British Petroleum (BP), que junto con la noruega Statoil y la argelina Sonatrach, explota In Amenas, anunció en mayo que dos de sus proyectos en Argelia serán “postergados” por razones de seguridad. El embajador británico en Argel, Martyn Roper, se apresuró en desmentirlo.

Antes de que la multinacional británica formulase este aviso, la italiana ENI ya anunció, el 28 de mayo, que había alcanzado con Argel un acuerdo para comprarle menos gas y a un precio inferior. “Necesitamos nuevas fuentes de abastecimiento”, declaró entonces Leonardo Senni, director de energía en el Ministerio de Desarrollo Económico.

El 28% del gas que consumió Italia en 2012 es de origen argelino. El país africano es el segundo proveedor gasístico de la Unión Europea detrás de Rusia, y al mismo nivel que Noruega.

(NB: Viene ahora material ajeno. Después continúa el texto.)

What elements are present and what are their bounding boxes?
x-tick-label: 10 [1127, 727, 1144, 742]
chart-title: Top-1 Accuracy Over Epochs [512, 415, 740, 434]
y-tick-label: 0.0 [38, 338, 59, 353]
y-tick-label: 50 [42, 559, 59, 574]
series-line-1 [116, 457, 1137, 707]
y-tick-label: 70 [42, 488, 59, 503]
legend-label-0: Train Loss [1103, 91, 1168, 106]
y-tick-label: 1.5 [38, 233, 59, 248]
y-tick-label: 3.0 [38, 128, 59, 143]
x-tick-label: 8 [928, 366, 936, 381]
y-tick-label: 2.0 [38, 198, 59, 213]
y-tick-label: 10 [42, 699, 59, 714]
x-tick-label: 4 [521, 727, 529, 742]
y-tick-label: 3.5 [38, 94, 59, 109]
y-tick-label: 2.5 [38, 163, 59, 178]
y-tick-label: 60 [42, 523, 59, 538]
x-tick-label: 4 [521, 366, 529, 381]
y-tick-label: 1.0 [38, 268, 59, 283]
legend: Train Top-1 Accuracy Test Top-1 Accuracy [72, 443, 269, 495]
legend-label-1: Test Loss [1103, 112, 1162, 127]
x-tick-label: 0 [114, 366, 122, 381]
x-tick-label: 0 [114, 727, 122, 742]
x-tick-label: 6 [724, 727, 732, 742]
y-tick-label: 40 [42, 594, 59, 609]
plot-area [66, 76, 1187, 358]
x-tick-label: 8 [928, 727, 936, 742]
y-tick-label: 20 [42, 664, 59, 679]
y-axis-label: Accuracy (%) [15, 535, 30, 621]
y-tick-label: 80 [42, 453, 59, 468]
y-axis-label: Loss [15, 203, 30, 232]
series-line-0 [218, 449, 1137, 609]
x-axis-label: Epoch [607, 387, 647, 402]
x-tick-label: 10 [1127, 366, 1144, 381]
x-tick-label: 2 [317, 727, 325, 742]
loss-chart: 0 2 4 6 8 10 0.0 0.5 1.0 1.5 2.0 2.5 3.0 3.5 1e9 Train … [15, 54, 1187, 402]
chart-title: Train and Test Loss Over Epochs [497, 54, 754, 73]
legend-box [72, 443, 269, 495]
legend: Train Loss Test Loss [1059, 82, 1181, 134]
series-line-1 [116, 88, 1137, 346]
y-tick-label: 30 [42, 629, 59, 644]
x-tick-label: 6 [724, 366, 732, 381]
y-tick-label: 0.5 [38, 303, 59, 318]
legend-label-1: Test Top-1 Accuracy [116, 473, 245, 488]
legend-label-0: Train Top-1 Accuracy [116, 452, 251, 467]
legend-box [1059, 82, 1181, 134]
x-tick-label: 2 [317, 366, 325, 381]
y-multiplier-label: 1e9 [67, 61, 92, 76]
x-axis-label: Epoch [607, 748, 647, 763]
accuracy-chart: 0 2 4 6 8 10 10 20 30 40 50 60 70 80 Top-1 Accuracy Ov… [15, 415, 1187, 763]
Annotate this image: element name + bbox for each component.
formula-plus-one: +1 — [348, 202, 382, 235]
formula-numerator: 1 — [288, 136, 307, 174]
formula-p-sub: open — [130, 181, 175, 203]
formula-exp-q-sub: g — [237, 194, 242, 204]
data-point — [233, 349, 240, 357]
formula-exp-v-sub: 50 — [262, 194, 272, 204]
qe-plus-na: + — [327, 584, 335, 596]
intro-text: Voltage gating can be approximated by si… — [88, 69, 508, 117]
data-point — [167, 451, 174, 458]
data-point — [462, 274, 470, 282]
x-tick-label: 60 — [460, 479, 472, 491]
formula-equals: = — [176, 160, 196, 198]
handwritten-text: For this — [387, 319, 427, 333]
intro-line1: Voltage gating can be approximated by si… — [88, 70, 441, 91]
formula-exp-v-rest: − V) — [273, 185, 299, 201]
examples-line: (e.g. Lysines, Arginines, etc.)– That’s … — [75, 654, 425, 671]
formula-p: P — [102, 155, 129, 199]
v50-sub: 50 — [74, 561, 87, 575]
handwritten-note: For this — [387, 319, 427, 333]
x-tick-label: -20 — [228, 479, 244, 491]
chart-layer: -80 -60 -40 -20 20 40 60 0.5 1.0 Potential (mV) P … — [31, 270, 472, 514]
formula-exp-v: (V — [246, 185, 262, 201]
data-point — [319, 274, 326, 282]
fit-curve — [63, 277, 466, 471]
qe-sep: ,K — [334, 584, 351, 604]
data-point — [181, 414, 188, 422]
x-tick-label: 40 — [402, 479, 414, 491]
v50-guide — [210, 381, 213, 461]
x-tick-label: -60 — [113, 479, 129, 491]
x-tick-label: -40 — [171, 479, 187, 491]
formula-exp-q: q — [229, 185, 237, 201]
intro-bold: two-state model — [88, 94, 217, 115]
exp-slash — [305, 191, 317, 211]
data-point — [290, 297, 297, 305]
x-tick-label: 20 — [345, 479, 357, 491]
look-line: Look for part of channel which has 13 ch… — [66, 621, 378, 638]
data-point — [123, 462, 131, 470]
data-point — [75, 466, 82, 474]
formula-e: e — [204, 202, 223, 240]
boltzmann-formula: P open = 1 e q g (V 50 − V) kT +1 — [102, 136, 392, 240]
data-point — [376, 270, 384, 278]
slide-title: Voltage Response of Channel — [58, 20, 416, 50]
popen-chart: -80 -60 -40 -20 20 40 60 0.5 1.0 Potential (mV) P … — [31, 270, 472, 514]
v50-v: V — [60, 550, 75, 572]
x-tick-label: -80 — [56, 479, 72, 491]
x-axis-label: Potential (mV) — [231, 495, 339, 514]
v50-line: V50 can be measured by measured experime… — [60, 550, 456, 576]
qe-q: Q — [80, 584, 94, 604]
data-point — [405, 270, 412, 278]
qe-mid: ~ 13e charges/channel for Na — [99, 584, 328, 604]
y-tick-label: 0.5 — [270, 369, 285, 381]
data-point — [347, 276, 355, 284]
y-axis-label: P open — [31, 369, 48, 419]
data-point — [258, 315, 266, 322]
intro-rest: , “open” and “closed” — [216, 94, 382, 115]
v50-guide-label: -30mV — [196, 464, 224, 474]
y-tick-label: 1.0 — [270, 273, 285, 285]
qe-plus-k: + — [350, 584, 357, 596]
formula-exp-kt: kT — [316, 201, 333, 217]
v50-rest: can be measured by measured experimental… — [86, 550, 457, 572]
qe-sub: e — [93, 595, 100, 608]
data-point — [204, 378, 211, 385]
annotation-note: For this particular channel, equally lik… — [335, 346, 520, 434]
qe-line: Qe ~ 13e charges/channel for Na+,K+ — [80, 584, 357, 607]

Al temor de nuevos golpes terroristas como el que Mojtar Belmojtar propició en In Amenas —yihadistas expulsados de Malí se han replegado al sur de la vecina Libia—, se añaden otros factores que explican el declive de las exportaciones. Estas ascendieron a 70.000 millones de metros cúbicos hace diez años, pero ahora apenas rebasan los 50.000, según la Administración de Información Energética (EIA) de Estados Unidos.

El presidente está enfermo y se abre ahora una delicada etapa sucesoria

La EIA achaca la caída al no descubrimiento de nuevos yacimientos que atribuye, a su vez, a la falta de inversión extranjera. “Argelia no parece tener la flexibilidad política necesaria para adaptar su legislación sobre inversiones a causa de su enrevesado sistema político y de su necesidad de financiar costosos programas sociales cuyo objetivo es apaciguar el descontento popular”, asegura en un informe la consultora Stratfor.

El sistema político argelino es incapaz de hacer reformas, concluye su informe de principios de mayo. Justo entonces el presidente argelino, Abdelaziz Buteflika, había sufrido un ictus y estaba ingresado en un hospital de París. Se abre así una delicada etapa sucesoria en la que será aun más complicado retocar el sistema.

A esas dificultades estructurales de Argelia se añade la recesión económica que padecen tres de los principales clientes —Italia, España y Francia— que, junto con Turquía, absorben el 80% del gas natural y líquido argelino.

“Nuestro margen de maniobra es escaso” para mantener los precios “mientras no haya recuperación económica”, se lamentaba, hace dos semanas, Abdelhamid Zerguin, presidente de Sonatrach, el mastodonte energético local.

A corto plazo esta tendencia no es preocupante —las reservas de cambio se elevan a 142.000 millones de euros— pero sí lo es a largo. Los ingresos de los hidrocarburos representan el 97% de las exportaciones y el 60% del presupuesto del Estado. Su disminución sostenida tendría graves consecuencias.

Una noticia, también procedente de EE UU, mitiga, sin embargo, este panorama desalentador del sector de los hidrocarburos. La EIA acaba de reevaluar su estimación de las reservas de gas esquisto de Argelia. Las calcula en 19.800 millones de metro cúbicos, las terceras del mundo detrás de China y Argentina y por delante de EE UU.